IKEA’s own logistics had to be modified for the new store given the density of the downtown core compared to the suburbs.
During the tour we learned of IKEA’s Small Business Program which works to outfit offices and remote work stations. The downtown store features displays and showrooms showcasing work environments.
About half of the 160 employees in the new downtown store came from other IKEA locations in the area. Some of the employees who transferred to the new store already lived in downtown Toronto and said that they were happy to have the opportunity to walk to work.
Other urban concept IKEA stores are located in Paris, London, Queens NY and a location in San Francisco opens next year.
Interestingly, IKEA’s real estate arm Ingka owns much of the podium at Aura at College Park now, including the space above the store occupied by a Marshalls store as well as main floor space occupied by two financial institutions.
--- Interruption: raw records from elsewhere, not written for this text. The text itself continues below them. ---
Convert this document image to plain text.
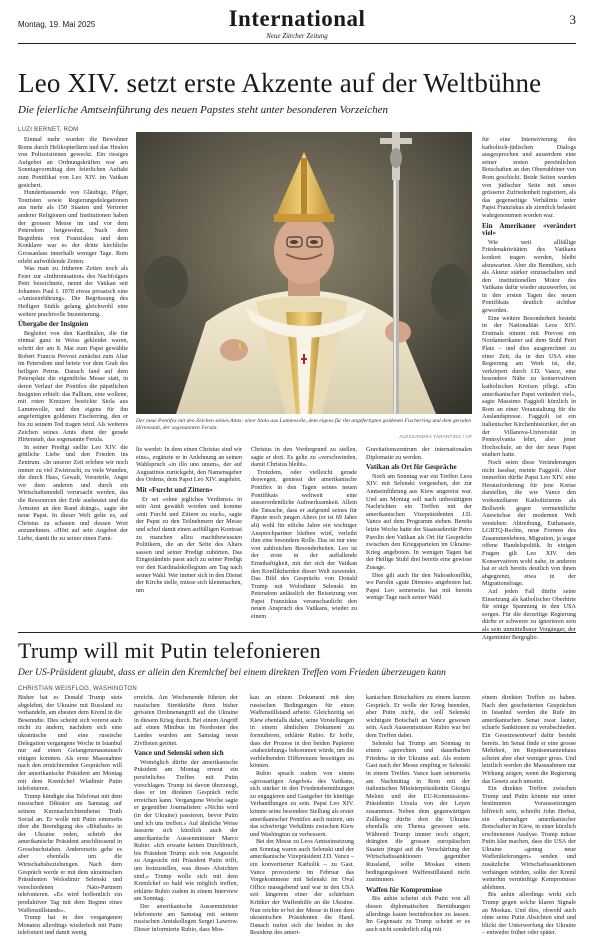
Montag, 19. Mai 2025	International
Neue Zürcher Zeitung
3
Leo XIV. setzt erste Akzente auf der Weltbühne
Die feierliche Amtseinführung des neuen Papstes steht unter besonderen Vorzeichen
LUZI BERNET, ROM

Einmal mehr wurden die Bewohner Roms durch Helikopterlärm und das Heulen von Polizeisirenen geweckt. Ein riesiges Aufgebot an Ordnungskräften war am Sonntagvormittag den feierlichen Auftakt zum Pontifikat von Leo XIV. im Vatikan gesichert.

Hunderttausende von Gläubige, Pilger, Touristen sowie Regierungsdelegationen aus mehr als 150 Staaten und Vertreter anderer Religionen und Institutionen haben der grossen Messe im und vor dem Petersdom beigewohnt. Nach dem Begräbnis von Franziskus und dem Konklave war es der dritte kirchliche Grossanlass innerhalb weniger Tage. Rom erlebt aufwühlende Zeiten.

Was man zu früheren Zeiten noch als Feier zur «Inthronisation» des Nachfolgers Petri bezeichnete, nennt der Vatikan seit Johannes Paul I. 1978 etwas prosaisch eine «Amtseinführung». Die Begrüssung des Heiligen Stuhls gelang gleichwohl eine weitere prachtvolle Inszenierung.

Übergabe der Insignien

Begleitet von den Kardinälen, die für einmal ganz in Weiss gekleidet waren, schritt der am 8. Mai zum Papst gewählte Robert Francis Prevost zunächst zum Altar im Petersdom und betete vor dem Grab des heiligen Petrus. Danach fand auf dem Petersplatz die eigentliche Messe statt, in deren Verlauf der Pontifex die päpstlichen Insignien erhielt: das Pallium, eine wollene, mit roten Kreuzen bestickte Stola aus Lammwolle, und den eigens für ihn angefertigten goldenen Fischerring, den er bis zu seinem Tod tragen wird. Als weiteres Zeichen seines Amts dient der gerade Hirtenstab, das sogenannte Ferula.

In seiner Predigt stellte Leo XIV. die göttliche Liebe und den Frieden ins Zentrum. «In unserer Zeit erleben wir noch immer zu viel Zwietracht, zu viele Wunden, die durch Hass, Gewalt, Vorurteile, Angst vor dem anderen und durch ein Wirtschaftsmodell verursacht werden, das die Ressourcen der Erde ausbeutet und die Ärmsten an den Rand drängt», sagte der neue Papst. In dieser Welt gelte es, auf Christus zu schauen und dessen Wort anzunehmen. «Hört auf sein Angebot der Liebe, damit ihr zu seiner einen Fami-

Der neue Pontifex mit den Zeichen seines Amts: einer Stola aus Lammwolle, dem eigens für ihn angefertigten goldenen Fischerring und dem geraden Hirtenstab, der sogenannten Ferula.
ALESSANDRA TARANTINO / AP

lie werdet: In dem einen Christus sind wir eins», ergänzte er in Anlehnung an seinen Wahlspruch «in illo uno unum», der auf Augustinus zurückgeht, den Namensgeber des Ordens, dem Papst Leo XIV. angehört.

Mit «Furcht und Zittern»

Er sei «ohne jegliches Verdienst» in sein Amt gewählt worden und komme «mit Furcht und Zittern zu euch», sagte der Papst zu den Teilnehmern der Messe und schuf damit einen auffälligen Kontrast zu manchen allzu machtbewussten Politikern, die an der Seite des Altars sassen und seiner Predigt zuhörten. Das Eingeständnis passt auch zu seiner Predigt vor den Kardinalskollegium am Tag nach seiner Wahl. Wer immer sich in den Dienst der Kirche stelle, müsse sich kleinmachen, um

Christus in den Vordergrund zu stellen, sagte er dort. Es gelte zu «verschwinden, damit Christus bleibt».

Trotzdem, oder vielleicht gerade deswegen, geniesst der amerikanische Pontifex in den Tagen seines neuen Pontifikats weltweit eine ausserordentliche Aufmerksamkeit. Allein die Tatsache, dass er aufgrund seines für Päpste noch jungen Alters (er ist 69 Jahre alt) wohl für etliche Jahre ein wichtiger Ansprechpartner bleiben wird, verleiht ihm eine besondere Rolle. Das ist nur eine von zahlreichen Besonderheiten. Leo ist der erste in der auffallende Ernsthaftigkeit, mit der sich der Vatikan den Konfliktherden dieser Welt zuwendet. Das Bild des Gesprächs von Donald Trump mit Wolodimir Selenski im Petersdom anlässlich der Beisetzung von Papst Franziskus veranschaulicht den neuen Anspruch des Vatikans, wieder zu einem

Gravitationszentrum der internationalen Diplomatie zu werden.

Vatikan als Ort für Gespräche

Noch am Sonntag war ein Treffen Leos XIV. mit Selenski vorgesehen, der zur Amtseinführung aus Kiew angereist war. Und am Montag soll nach unbestätigten Nachrichten ein Treffen mit der amerikanischen Vizepräsidenten J.D. Vance auf dem Programm stehen. Bereits letzte Woche hatte der Staatssekretär Petro Parolin den Vatikan als Ort für Gespräche zwischen den Kriegsparteien im Ukraine-Krieg angeboten. In wenigen Tagen hat der Heilige Stuhl drei bereits eine gewisse Zusage.

Dies gilt auch für den Nahostkonflikt, wo Parolin «gute Dienste» angeboten hat. Papst Leo seinerseits hat mit bereits wenige Tage nach seiner Wahl

für eine Intensivierung des katholisch-jüdischen Dialogs ausgesprochen und ausserdem eine seiner ersten persönlichen Botschaften an den Oberrabbiner von Rom geschickt. Beide Seiten wurden von jüdischer Seite mit umso grösserer Zufriedenheit registriert, als das gegenseitige Verhältnis unter Papst Franziskus als ziemlich belastet wahrgenommen worden war.

Ein Amerikaner «verändert viel»

Wie weit allfällige Friedenaktivitäten des Vatikans konkret tragen werden, bleibt abzuwarten. Aber die Bemühen, sich als Akteur stärker einzuschalten und den institutionellen Motor des Vatikans dafür wieder anzuwerfen, ist in den ersten Tagen des neuen Pontifikats deutlich sichtbar geworden.

Eine weitere Besonderheit besteht in der Nationalität Leos XIV. Erstmals nimmt mit Prevost ein Nordamerikaner auf dem Stuhl Petri Platz – und dies ausgerechnet zu einer Zeit, da in den USA eine Regierung am Werk ist, die, verkörpert durch J.D. Vance, eine besondere Nähe zu konservativen katholischen Kreisen pflegt. «Ein amerikanischer Papst verändert viel», sagte Massimo Faggioli kürzlich in Rom an einer Veranstaltung für die Auslandspresse. Faggioli ist ein italienischer Kirchenhistoriker, der an der Villanova-Universität in Pennsylvania lehrt, also jener Hochschule, an der der neue Papst studiert hatte.

Noch seien diese Veränderungen nicht fassbar, meinte Faggioli. Aber immerhin dürfte Papst Leo XIV. eine Herausforderung für jene Kreise darstellen, die wie Vance den vorkonziliaren Katholizismus als Bollwerk gegen vermeintliche Auswüchse der modernen Welt verstehen: Abtreibung, Euthanasie, LGBTQ-Rechte, neue Formen des Zusammenlebens, Migration, ja sogar offene Handelspolitik. In einigen Fragen gilt Leo XIV. den Konservativen wohl nahe, in anderen hat er sich bereits deutlich von ihnen abgegrenzt, etwa in der Migrationsfrage.

Auf jeden Fall dürfte seine Einsetzung als katholischer Oberhirte für einige Spannung in den USA sorgen. Für die derzeitige Regierung dürfte er schwerer zu ignorieren sein als sein unmittelbarer Vorgänger, der Argentinier Bergoglio.

Trump will mit Putin telefonieren
Der US-Präsident glaubt, dass er allein den Kremlchef bei einem direkten Treffen vom Frieden überzeugen kann
CHRISTIAN WEISFLOG, WASHINGTON

Bisher hat es Donald Trump stets abgelehnt, der Ukraine mit Russland zu verhandeln, am ehesten dem Kreml in die Besenndie. Dies scheint sich vorerst auch nicht zu ändern, nachdem sich eine ukrainische und eine russische Delegation vergangene Woche in Istanbul nur auf einen Gefangenenaustausch einigen konnten. Als erste Massnahme nach den ernüchternden Gesprächen will der amerikanische Präsident am Montag mit dem Kremlchef Wladimir Putin telefonieren.

Trump kündigte das Telefonat mit dem russischen Diktator am Samstag auf seinem Kurznachrichtendienst Truth Social an. Er wolle mit Putin einerseits über die Beendigung des «Blutbads» in der Ukraine reden, schrieb der amerikanische Präsident anschliessend in Grossbuchstaben. Andererseits gehe es aber ebenfalls um die Wirtschaftsbeziehungen. Nach dem Gespräch werde er mit dem ukrainischen Präsidenten Wolodimir Selenski und verschiedenen Nato-Partnern telefonieren. «Es wird hoffentlich ein produktiver Tag mit dem Beginn eines Waffenstillstands».

Trump hat in den vergangenen Monaten allerdings wiederholt mit Putin telefoniert und damit wenig

erreicht. Am Wochenende führten der russischen Streitkräfte ihren bisher grössten Drohnenangriff auf die Ukraine in diesem Krieg durch. Bei einem Angriff auf einen Minibus im Nordosten des Landes wurden am Samstag neun Zivilisten getötet.

Vance und Selenski sehen sich

Womöglich dürfte der amerikanische Präsident am Montag erneut ein persönliches Treffen mit Putin vorschlagen. Trump ist davon überzeugt, dass er im direkten Gespräch recht erreichen kann. Vergangene Woche sagte er gegenüber Journalisten: «Nichts wird (in der Ukraine) passieren, bevor Putin und ich uns treffen.» Auf ähnliche Weise äusserte sich kürzlich auch der amerikanische Aussenminister Marco Rubio: «Ich erwarte keinen Durchbruch, bis Präsident Trump sich von Angesicht zu Angesicht mit Präsident Putin trifft, um festzustellen, was dieses Absichten sind.» Trump wolle sich mit dem Kremlchef so bald wie möglich treffen, erklärte Rubio zudem in einem Interview am Sonntag.

Der amerikanische Aussenminister telefonierte am Samstag mit seinem russischen Amtskollegen Sergei Lawrow. Dieser informierte Rubio, dass Mos-

kau an einem Dokument mit den russischen Bedingungen für einen Waffenstillstand arbeite. Gleichzeitig sei Kiew ebenfalls dabei, seine Vorstellungen in einem ähnlichen Dokument zu formulieren, erklärte Rubio. Er hoffe, dass der Prozess in den beiden Papieren «naheziehung» bekommen würde, um die verbleibenden Differenzen beseitigen zu können.

Rubio sprach zudem von einem «grossartigen Angebot» des Vatikans, sich stärker in den Friedensbemühungen zu engagieren und Gastgeber für künftige Verhandlungen zu sein. Papst Leo XIV. könnte seine besondere Stellung als erster amerikanischer Pontifex auch nutzen, um das schwierige Verhältnis zwischen Kiew und Washington zu verbessern.

Bei der Messe zu Leos Amtseinsetzung am Sonntag waren auch Selenski und der amerikanische Vizepräsident J.D. Vance – ein konvertierter Katholik – zu Gast. Vance provozierte im Februar das Vorgekommene mit Selenski im Oval Office massgebend und war in den USA seit längerem einer der schärfsten Kritiker der Waffenhilfe an die Ukraine. Nun reichte er bei der Messe in Rom dem ukrainischen Präsidenten die Hand. Danach trafen sich die beiden in der Residenz des ameri-

kanischen Botschafters zu einem kurzen Gespräch. Er wolle der Krieg beenden, aber Putin nicht, die soll Selenski wichtigste Botschaft an Vance gewesen sein. Auch Aussenminister Rubio war bei dem Treffen dabei.

Selenski bat Trump am Sonntag in einem «gerechten und dauerhaften Frieden» in der Ukraine auf. Als erstem Gast nach der Messe empfing er Selenski in einem Treffen. Vance kam seinerseits am Nachmittag in Rom mit der italienischen Ministerpräsidentin Giorgia Meloni und der EU-Kommissions-Präsidentin Ursula von der Leyen zusammen. Neben dem gegenwärtigen Zollkrieg dürfte dort die Ukraine ebenfalls ein Thema gewesen sein. Während Trump immer noch zögert, drängten die grossen europäischen Staaten jüngst auf die Verschärfung der Wirtschaftssanktionen gegenüber Russland, sollte Moskau einem bedingungslosen Waffenstillstand nicht zustimmen.

Waffen für Kompromisse

Bis anhin scheint sich Putin von all diesen diplomatischen Bemühungen allerdings kaum beeindrucken zu lassen. Im Gegensatz zu Trump scheint er es auch nicht sonderlich eilig mit

einem direkten Treffen zu haben. Nach den gescheiterten Gesprächen in Istanbul werden die Rufe im amerikanischen Senat zwar lauter, scharfe Sanktionen zu verabschieden. Ein Gesetzesentwurf dafür besteht bereits. Im Senat finde er eine grosse Mehrheit, im Repräsentantenhaus scheint aber eher weniger gross. Und letztlich werden die Massnahmen nur Wirkung zeigen, wenn die Regierung das Gesetz auch umsetzt.

Ein direktes Treffen zwischen Trump und Putin könnte nur unter bestimmten Voraussetzungen hilfreich sein, schreibt John Herbst, ein ehemaliger amerikanischer Botschafter in Kiew, in einer kürzlich erschienenen Analyse. Trump müsse Putin klar machen, dass die USA der Ukraine «genug neue Waffenlieferungen» senden und zusätzliche Wirtschaftssanktionen verhängen würden, sollte der Kreml weiterhin vernünftige Kompromisse ablehnen.

Bis anhin allerdings wirkt sich Trump gegen solche klaren Signale an Moskau. Und dies, obwohl auch ohne seine Putin Absichten sind und blickt der Unterwerfung der Ukraine – entweder früher oder später.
Those tenants will remain according to an executive with Ingka.
Toronto’s newest IKEA is an impactful opening for the city’s downtown core which saw lower foot traffic and retail sales over the course of the pandemic. Locals will have reason to celebrate with a new store with affordable price-points and a compelling retail and food experience.
IKEA Toronto Downtown – Aura will be open from 10-9pm Monday-Sunday once fully operational next week.
See below for many more photos.
Related Retail Insider Articles
- IKEA Announces Toronto Downtown Store Opening Date
- IKEA Canada Continues National Expansion Strategy with Launch of First Planning Studio Concept in Quebec [Feature Interview]
- IKEA Canada Reports Strong Growth in Canada Despite Ongoing Pandemic: CFO Interview
Additional Photos from the Tour
The IKEA Downtown Toronto – Aura is an impressive store with many classic “IKEA” features along with additional “Urban Concept” designs. During our tour, we were able to explore the entire sales floor.
Our goal during this part of the article is to share the views that the customers would be able to see when they visit the store when it opens on May 25th, 2022.
The new IKEA will employ a number of check-out options, including the app “fast track” lines and team members with mobile check-out on tablets. The “cashless” environment will still allow for debit/credit transactions.
IKEA Family is the loyalty program within the IKEA community. This allows for customers to gain access to exclusive discounts, free workshops and events. The brand has invested in the program in preparation for an influx of new members within the downtown core.